4. Installation and Commissioning
The buyer is responsible for completing installation requirements before commissioning. Startup, tuning, and operator training occur after receiving an installation completion notice, and unauthorized equipment use before commissioning may void applicable warranties.
5. Payment Terms
All prices are in U.S. dollars. Payment terms appear on the quotation, and invoices are due net 30 days from invoice date unless otherwise agreed in writing. Late payments may incur interest and can void warranties or allow suspension of deliveries.
6. Cancellations and Returns
Orders are not cancelable by the buyer except with written consent and payment of associated costs, losses, and anticipated profits. Authorized returns require an RMA, may be subject to restocking fees, and must occur within thirty days of shipment.
7. Termination
Performance may be suspended or the agreement terminated if the buyer fails to pay, becomes insolvent, or breaches a material term and does not cure the breach within ten days after notice.
8. Safety and Compliance
The buyer is responsible for required safety guards, environmental controls, and operation under applicable regulations and manufacturer instructions.

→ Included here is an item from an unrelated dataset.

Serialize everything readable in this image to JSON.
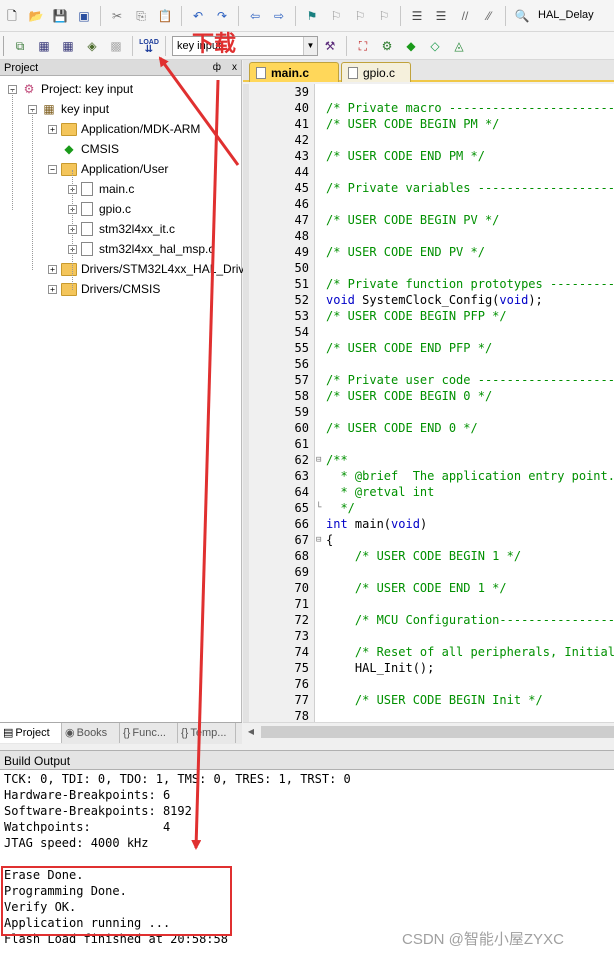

Removal of safety devices is prohibited.
9. Ownership of Improvements
ScientifiCo retains rights in proprietary designs, technology, or improvements created in connection with equipment or services.
10. Confidentiality
Each party must hold the other party's confidential information in strict confidence and use it only to perform obligations under the agreement.
11. Indemnification
The buyer must indemnify and hold harmless ScientifiCo and its affiliates from claims arising from misuse, unauthorized modification, removal of safety devices, or buyer negligence.
12. Limited Warranty
Warranty coverage, including duration and scope, is set forth in the separate warranty statement provided with the equipment or service.
13. Limitation of Liability
Except for indemnification obligations or willful misconduct, aggregate liability is limited to the purchase price of the affected equipment or service. Consequential, incidental, and punitive damages are excluded.
14. Security Interest
If equipment is delivered before full payment, the buyer grants a purchase-money security interest in the equipment until paid in full.
15. Software Licenses
Software provided with equipment is licensed as is and may be for demonstration only. Software licenses are non-transferable except by the original OEM.
16. Taxes
The buyer is responsible for all sales, use, VAT, and other taxes, excluding taxes on net income.
17. Force Majeure
Performance is excused for events beyond reasonable control, including natural disasters, embargoes, and supplier failures.
18. Governing Law and Disputes
The agreement is governed by California law, and disputes are resolved before state or federal courts in San Diego County, California.
19. Export Controls
Delivery and use of equipment are subject to U.S. and foreign export-control laws. The buyer is responsible for required export licenses.
20. Amendments and Assignment
Modifications must be in writing and signed by both parties. The buyer may not assign the agreement without prior written consent.
21. Notices
All notices must be in writing and delivered in person, by courier, or by certified mail to the applicable address.
22. Severability and Waiver
If a provision is held invalid, the remainder remains in effect. Waiver of one term does not waive any other term.
23. Counterparts and Electronic Signature
The agreement may be executed in counterparts and by electronic signature, each of which is deemed an original.
24. Survivability
Payment, confidentiality, indemnity, warranty disclaimer, and liability limitation provisions survive termination or expiration.